O termo “favela” se popularizou a partir do início do século XX ao denominar habitações populares no país, instaladas principalmente em morros, é originário de um tipo de árvore com espinhos, flores, frutos e sementes altamente nutritivas muito comum na caatinga e, especificamente, no Morro da Favela, em Canudos, no sertão da Bahia. Foi ali que se instalaram os soldados da Guerra de Canudos, convocados para combater os membros da comunidade liderada por Antônio Conselheiro, por causa da visão que tinham do vale.
Quando retornaram para o Rio de Janeiro, sem a assistência prometida pelo Governo, ocuparam o atual Morro da Providência, que passou a ser chamado de Morro da Favela. Parte da realidade de uma grande parcela dos brasileiro, essa representação urbana formada na sua maioria por barracos de madeira improvisados.
Para manter viva a memória e reverenciar quem veio antes, principalmente suas lutas, a Secretaria de Cultura e Economia Criativa de São Paulo abriu as portas do Museu das Favelas com a exposição FAVELA-RAIZ. A ocupação-manifesto, que representa o primeiro movimento de transformação do Palácio dos Campos Elíseos, reverencia a memória e as heranças das lutas dos que vieram antes e dos que seguem resistindo. É um símbolo de saudação às tradições, à ancestralidade, à maternidade, aos abrigos materiais e afetivos que envolvem os habitantes e a tudo o que ali foi semeado e colhido.
“O Museu das Favelas tem como premissa máxima o trabalho colaborativo com as pessoas que vivenciam o cotidiano das favelas e periferias”, diz Daniela Alfonsi, Diretora do Museu. “Processos como este, representam um diferencial na gestão de uma instituição museológica, que no caso do Museu, além desse processo colaborativo, propõe a articulação social e processos de geração de renda como pilares transversais importantes”.
Toda a ocupação é composta por cinco partes, sendo três internas e duas externas. No hall de entrada há esculturas tecidas em crochê, criadas pela artista Lidia Lisbôa com a colaboração de 7 mulheres do Coletivo Tem Sentimento e da Cooperativa Sin Fronteras, grupos de mulheres da vizinhança do Museu. A sala expositiva lateral traz uma instalação audiovisual sensorial, cuja curadoria selecionou imagens de 20 fotógrafos e produtores de conteúdos de diferentes periferias do Brasil.
A instalação, chamada “Visão Periférica”, revela aos visitantes a multiplicidade das experiências nas favelas, despertando memórias afetivas por meio do cruzamento de linguagens. No final do percurso interno da exposição, no salão de espelhos do palácio, tem uma instalação com criação sonora do rapper Kayode, exaltando os diferentes modos de se pensar a beleza.

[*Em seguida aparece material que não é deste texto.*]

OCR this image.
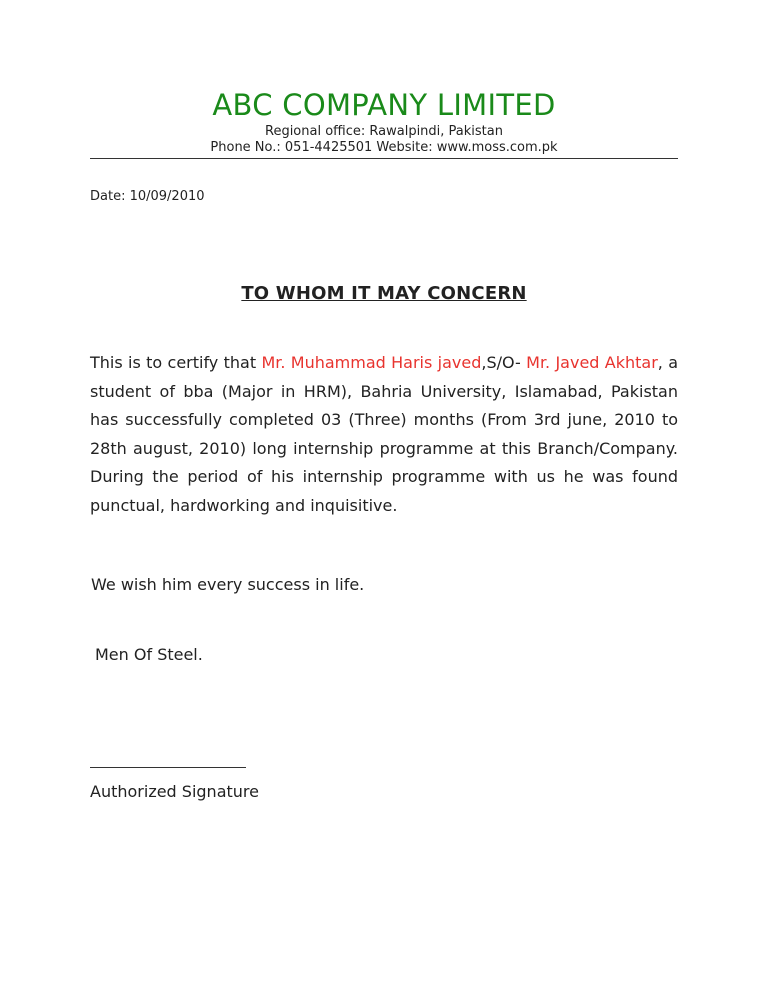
ABC COMPANY LIMITED
Regional office: Rawalpindi, Pakistan
Phone No.: 051-4425501 Website: www.moss.com.pk
Date: 10/09/2010
TO WHOM IT MAY CONCERN
This is to certify that Mr. Muhammad Haris javed,S/O- Mr. Javed Akhtar, a student of bba (Major in HRM), Bahria University, Islamabad, Pakistan has successfully completed 03 (Three) months (From 3rd june, 2010 to 28th august, 2010) long internship programme at this Branch/Company. During the period of his internship programme with us he was found punctual, hardworking and inquisitive.
We wish him every success in life.
Men Of Steel.
Authorized Signature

Já na parte de fora, está outro equipamento que sintetiza a história do Palácio dos Campos Elíseos, com pesquisa de História da Disputa e produzido com artes em serigrafia pelo Coletivo XiloCeasa.
Nos jardins, Paulo Nazareth – conhecido por suas andanças ao redor do mundo e seu trabalho que questiona os limites da performance como linguagem artística – traz uma das instalações de seu projeto “Corte Seco”, em homenagem à Maria Beatriz Nascimento, com escultura de alumínio, de 06 metros de altura, retratando essa que é uma mulher negra, historiadora, poeta, intelectual e ativista.
Por estar sediado no Palácio dos Campos Elíseos, o conceito do museu pode gerar uma certa controvérsia por não estar presente de fato em alguma favela de São Paulo, mas Carla Zulu, Coordenadora de Relações Institucionais do Museu, ressalta que “essa arquitetura, hoje, servirá para visibilizar aqueles que outrora foram postos pra fora daqui”.
“As exposições e instalações propostas mostram o quanto nós valorizamos os nossos artistas e teóricos. Então, a partir de sua abertura, o Museu das Favelas mostra sua marca institucional, que é dar voz e vez a quem está e sempre esteve construindo, mas que sempre foi invisibilizado”, observa ela.
O objetivo do Museu das Favela é ampliar o olhar para além de uma imagem cristalizada do que é a favela e buscar conexão direta com as experiências de quem vive nas periferias em sua dimensão individual e coletiva, partindo de um local de pluralidade e diversidade de narrativas que surgem com a proposta de ser o ponto de encontro, de passagem, de acolhimento e de potencialização das comunidades, de suas memórias e produções.
Foto capa: Instalação Visão Periférica | por Carlos Pires
SERVIÇO
Museu das Favelas
Palácio dos Campos Elíseos
Entrada pela Rua Guaianases, 1024 – São Paulo
De terça a domingo, das 9h às 17h (com permanência até as 18hs)
Entrada GRATUITA | ingressos poderão ser retirados de forma antecipada no site e, também, de maneira presencial.